La despensa de la esquina
Nací en un barrio en los tiempos en que el barrio además de barrio era familia. Mi infancia la pasé en un departamento de setenta metros de un tercer piso que estaba ubicado a una cuadra y media de la casa de mis abuelos, a cuatro del departamento de mis otros abuelos, frente a la parrilla del amigo de mis padres, tío de mi amigo, a doscientos metros del centro pediátrico en el que atendía el padre del compañero de colegio de mi hermano, apenas más lejos de la municipalidad, de la calesita, de la plaza, a minutos de la carnicería, de la heladería con la crema del cielo más rica, del kiosco que vendía los chupetines verdes con forma de pino y confites, de la verdulería del hombre que cada vez que pasaba me cantaba: "Ay Dolores, Dolores, Dolores, eres más linda que todas las flores". A dos pisos de lo de María y Pato. A la vuelta de la madrina, de las ahijadas de mi madre, de la librería de la amiga de mi madre, que se llamaba como sus dos hijas, del almacén del hermano de la dueña de la librería, la gran despensa de la esquina.
El señor del lugar era alto. O lo era para mí en ese entonces. Tenía la barriga baja, el pelo corto y oscuro, las mejillas afeitadas, los ojos pardos, la piel pálida, un poco de papada que apenas raspaba y siempre y sin falta un aroma dulce y seco a cigarrillo recién apagado. No tenía empleados. O sí. Quizá uno. A veces. Pero la atendía él. Cuando un vecino ingresaba a ese local algo oscuro allí estaba. Creo que con la radio encendida. Detrás de un mostrador roído por los días, al frente de la caja registradora, al costado de la heladera baja y ancha de los quesos, los fiambres, los embutidos, las leches en sachet, custodiando los fideos, las harinas, las lentejas, la polenta, las arvejas, las cajas y cajas de galletitas apiladas hasta el techo en esas épocas hermosas en las que no había paquetes. No. En los 80 y en mi barrio la merienda se llevaba por peso.
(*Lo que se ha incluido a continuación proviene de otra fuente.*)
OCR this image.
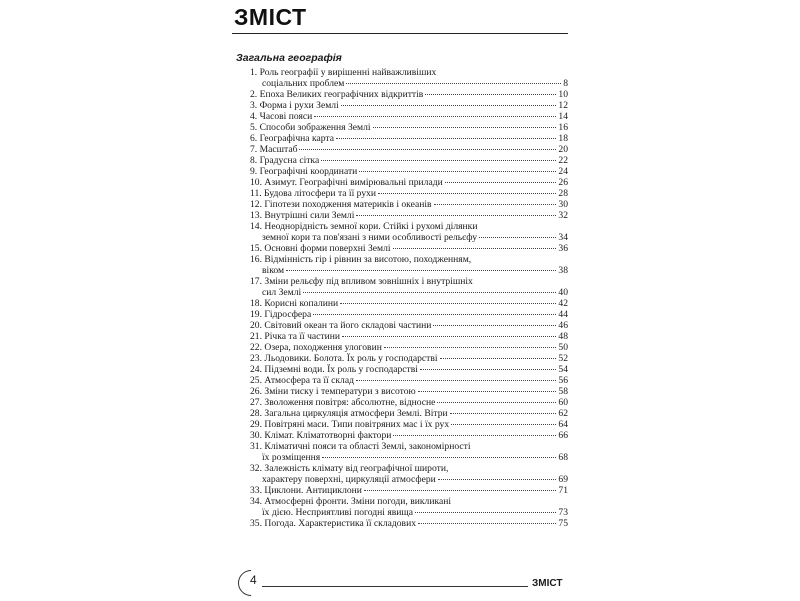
ЗМІСТ
Загальна географія
1. Роль географії у вирішенні найважливіших
соціальних проблем	8
2. Епоха Великих географічних відкриттів	10
3. Форма і рухи Землі	12
4. Часові пояси	14
5. Способи зображення Землі	16
6. Географічна карта	18
7. Масштаб	20
8. Градусна сітка	22
9. Географічні координати	24
10. Азимут. Географічні вимірювальні прилади	26
11. Будова літосфери та її рухи	28
12. Гіпотези походження материків і океанів	30
13. Внутрішні сили Землі	32
14. Неоднорідність земної кори. Стійкі і рухомі ділянки
земної кори та пов'язані з ними особливості рельєфу	34
15. Основні форми поверхні Землі	36
16. Відмінність гір і рівнин за висотою, походженням,
віком	38
17. Зміни рельєфу під впливом зовнішніх і внутрішніх
сил Землі	40
18. Корисні копалини	42
19. Гідросфера	44
20. Світовий океан та його складові частини	46
21. Річка та її частини	48
22. Озера, походження улоговин	50
23. Льодовики. Болота. Їх роль у господарстві	52
24. Підземні води. Їх роль у господарстві	54
25. Атмосфера та її склад	56
26. Зміни тиску і температури з висотою	58
27. Зволоження повітря: абсолютне, відносне	60
28. Загальна циркуляція атмосфери Землі. Вітри	62
29. Повітряні маси. Типи повітряних мас і їх рух	64
30. Клімат. Кліматотворні фактори	66
31. Кліматичні пояси та області Землі, закономірності
їх розміщення	68
32. Залежність клімату від географічної широти,
характеру поверхні, циркуляції атмосфери	69
33. Циклони. Антициклони	71
34. Атмосферні фронти. Зміни погоди, викликані
їх дією. Несприятливі погодні явища	73
35. Погода. Характеристика її складових	75
4	ЗМІСТ
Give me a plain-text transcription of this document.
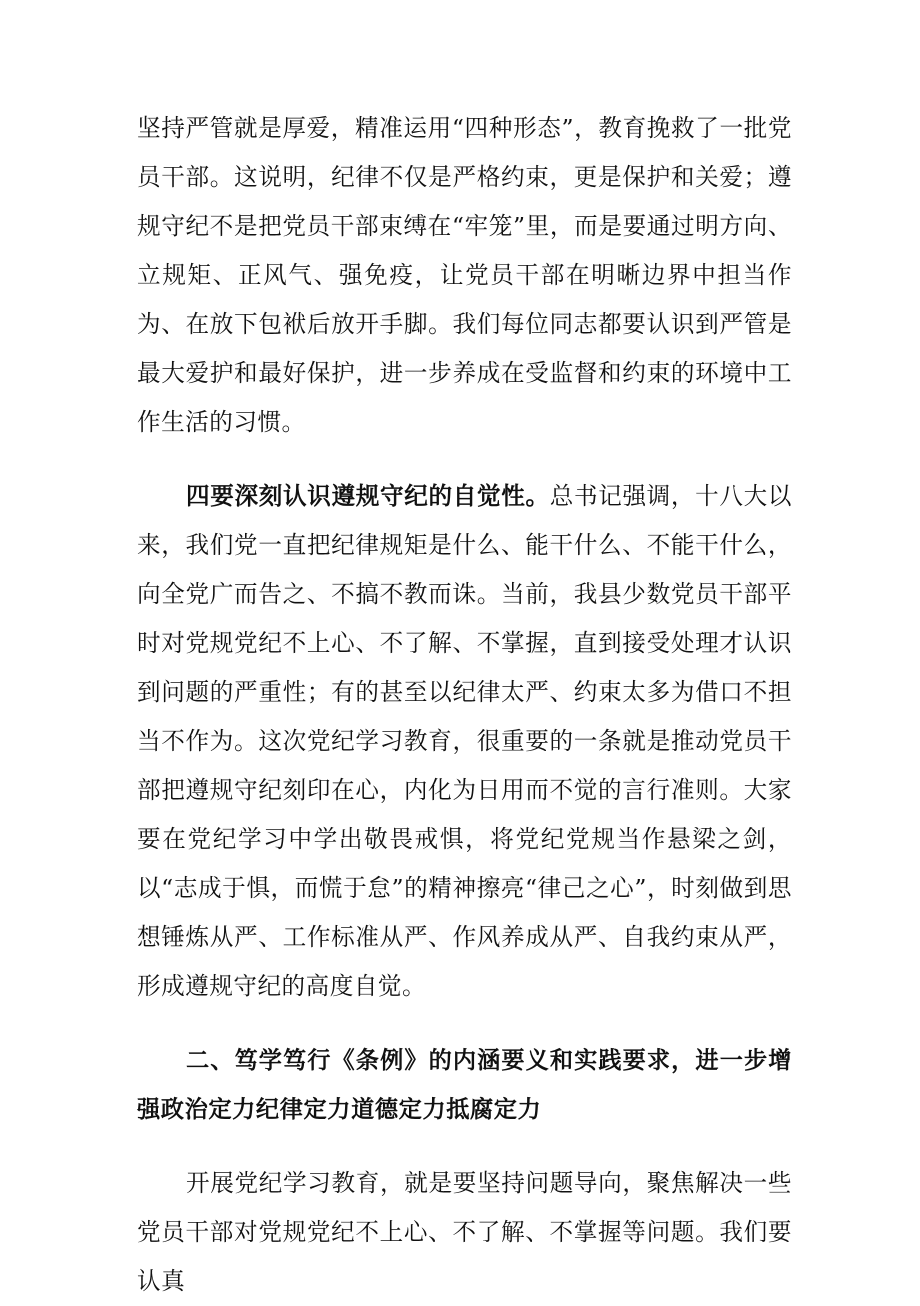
坚持严管就是厚爱，精准运用“四种形态”，教育挽救了一批党员干部。这说明，纪律不仅是严格约束，更是保护和关爱；遵规守纪不是把党员干部束缚在“牢笼”里，而是要通过明方向、立规矩、正风气、强免疫，让党员干部在明晰边界中担当作为、在放下包袱后放开手脚。我们每位同志都要认识到严管是最大爱护和最好保护，进一步养成在受监督和约束的环境中工作生活的习惯。

四要深刻认识遵规守纪的自觉性。总书记强调，十八大以来，我们党一直把纪律规矩是什么、能干什么、不能干什么，向全党广而告之、不搞不教而诛。当前，我县少数党员干部平时对党规党纪不上心、不了解、不掌握，直到接受处理才认识到问题的严重性；有的甚至以纪律太严、约束太多为借口不担当不作为。这次党纪学习教育，很重要的一条就是推动党员干部把遵规守纪刻印在心，内化为日用而不觉的言行准则。大家要在党纪学习中学出敬畏戒惧，将党纪党规当作悬梁之剑，以“志成于惧，而慌于怠”的精神擦亮“律己之心”，时刻做到思想锤炼从严、工作标准从严、作风养成从严、自我约束从严，形成遵规守纪的高度自觉。

二、笃学笃行《条例》的内涵要义和实践要求，进一步增强政治定力纪律定力道德定力抵腐定力

开展党纪学习教育，就是要坚持问题导向，聚焦解决一些党员干部对党规党纪不上心、不了解、不掌握等问题。我们要认真
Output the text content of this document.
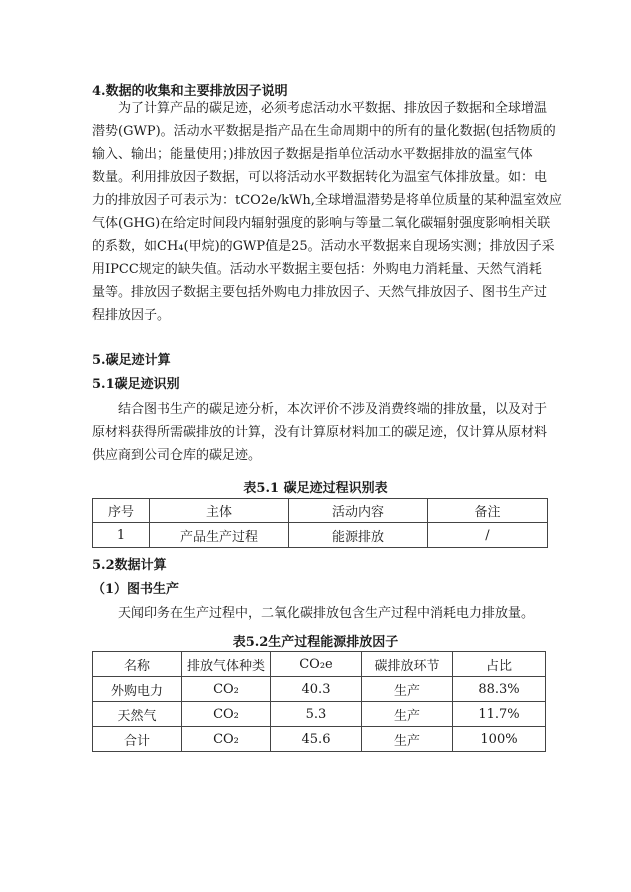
4.数据的收集和主要排放因子说明
为了计算产品的碳足迹，必须考虑活动水平数据、排放因子数据和全球增温
潜势(GWP)。活动水平数据是指产品在生命周期中的所有的量化数据(包括物质的
输入、输出；能量使用；)排放因子数据是指单位活动水平数据排放的温室气体
数量。利用排放因子数据，可以将活动水平数据转化为温室气体排放量。如：电
力的排放因子可表示为：tCO2e/kWh,全球增温潜势是将单位质量的某种温室效应
气体(GHG)在给定时间段内辐射强度的影响与等量二氧化碳辐射强度影响相关联
的系数，如CH₄(甲烷)的GWP值是25。活动水平数据来自现场实测；排放因子采
用IPCC规定的缺失值。活动水平数据主要包括：外购电力消耗量、天然气消耗
量等。排放因子数据主要包括外购电力排放因子、天然气排放因子、图书生产过
程排放因子。
5.碳足迹计算
5.1碳足迹识别
结合图书生产的碳足迹分析，本次评价不涉及消费终端的排放量，以及对于
原材料获得所需碳排放的计算，没有计算原材料加工的碳足迹，仅计算从原材料
供应商到公司仓库的碳足迹。
表5.1 碳足迹过程识别表
序号	主体	活动内容	备注
1	产品生产过程	能源排放	/
5.2数据计算
（1）图书生产
天闻印务在生产过程中，二氧化碳排放包含生产过程中消耗电力排放量。
表5.2生产过程能源排放因子
名称	排放气体种类	CO₂e	碳排放环节	占比
外购电力	CO₂	40.3	生产	88.3%
天然气	CO₂	5.3	生产	11.7%
合计	CO₂	45.6	生产	100%
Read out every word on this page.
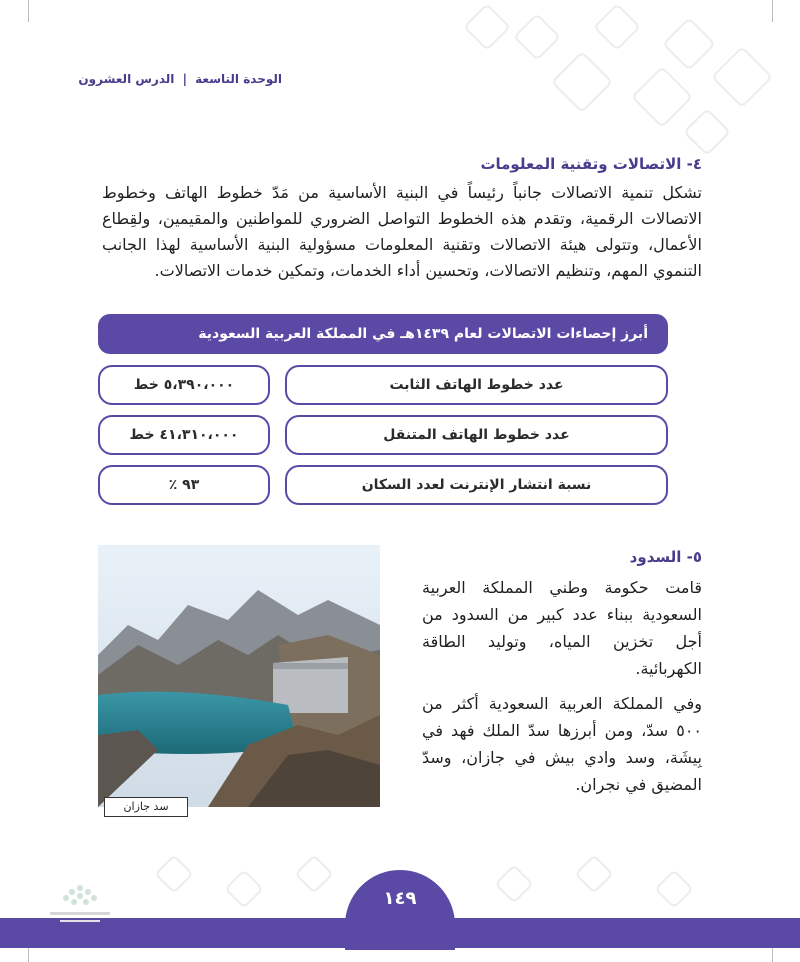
الوحدة التاسعة | الدرس العشرون
٤- الاتصالات وتقنية المعلومات
تشكل تنمية الاتصالات جانباً رئيساً في البنية الأساسية من مَدّ خطوط الهاتف وخطوط الاتصالات الرقمية، وتقدم هذه الخطوط التواصل الضروري للمواطنين والمقيمين، ولقِطاع الأعمال، وتتولى هيئة الاتصالات وتقنية المعلومات مسؤولية البنية الأساسية لهذا الجانب التنموي المهم، وتنظيم الاتصالات، وتحسين أداء الخدمات، وتمكين خدمات الاتصالات.
أبرز إحصاءات الاتصالات لعام ١٤٣٩هـ في المملكة العربية السعودية
عدد خطوط الهاتف الثابت
٥،٣٩٠،٠٠٠ خط
عدد خطوط الهاتف المتنقل
٤١،٣١٠،٠٠٠ خط
نسبة انتشار الإنترنت لعدد السكان
٩٣ ٪
٥- السدود
قامت حكومة وطني المملكة العربية السعودية ببناء عدد كبير من السدود من أجل تخزين المياه، وتوليد الطاقة الكهربائية.
وفي المملكة العربية السعودية أكثر من ٥٠٠ سدّ، ومن أبرزها سدّ الملك فهد في بِيشَة، وسد وادي بيش في جازان، وسدّ المضيق في نجران.
سد جازان
١٤٩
Ese almacén fue mi primera gran victoria. Yo, a los siete o a los ocho años, vestida de niña, con algunas de esas prendas que me cosía mi abuela María Elena, agarraba su monedero y atravesaba la galería de su casa alargada y abría la puerta y abría las rejas blancas y redondeadas y caminaba media cuadra por esas veredas gastadas, las mismas que aguantaban mi bicicleta rosa, hasta llegar allí. Entonces entraba, él seguro me preguntaba por mi madre o mi padre o mi hermano, yo le contestaba tímida, él me hacía un chiste, yo reía y me sentía aliviada y le pedía el encargo, el mandado, que llevaba escrito en un papel pequeño que guardaba junto al dinero. Seguro también, porque mi abuela me consentía, le pedía un cuarto de Panchitas, mis galletitas preferidas. Y él se corría del mostrador hacia el sector de las cajas cuadradas montadas, agarraba la indicada, azul y roja, se ponía una bolsa de nylon en la mano y abría otra y allí guardaba esas masitas de chocolate hasta pesarlas. Doscientos cincuenta gramos. Después me las entregaba. Yo tomaba todo y regresaba.
Y me sentía grande. En esos pocos metros que caminaba sola tenía por fin el poder. Nadie me decía qué hacer ni me apuraba ni me controlaba. O quizá mi abuela lo hacía y yo no me daba cuenta. Creo que en esos segundos que parecían tan largos imaginaba el futuro, me pensaba actriz o conductora o famosa como Flavia Palmiero o casada o con hijos o lejos. Bien lejos. Tal vez incluso pensaba en no volver. En salir corriendo. No porque lo quisiera, pero sí porque tenía la libertad de hacerlo.
Más de una vez pensaba en él. En el dueño del almacén. En por qué aún no estaba casado. En por qué no había tenido hijos. En si se sentía solo. En aquellas épocas en que las galletitas se vendían por peso, las mujeres solían ser amas de casa, los hombres quienes conseguían el dinero y la soltería se percibía como tristeza. Qué alegría los cambios.
Hace treinta años que me fui del barrio. Mi hermano se quedó pero no es lo mismo. La verdulería cerró, la librería cerró, la carnicería cerró, la heladería cerró, la calesita también. El centro pediátrico sigue. Allí se atienden mis tres sobrinos. Creo que mi pediatra aún trabaja. La última vez que lo vi fue en la televisión, cuando protagonizó el comercial de un repelente de mosquitos. El dueño de la despensa murió hace varios años. En su esquina ahora hay una ferretería que casi nunca tiene clientes.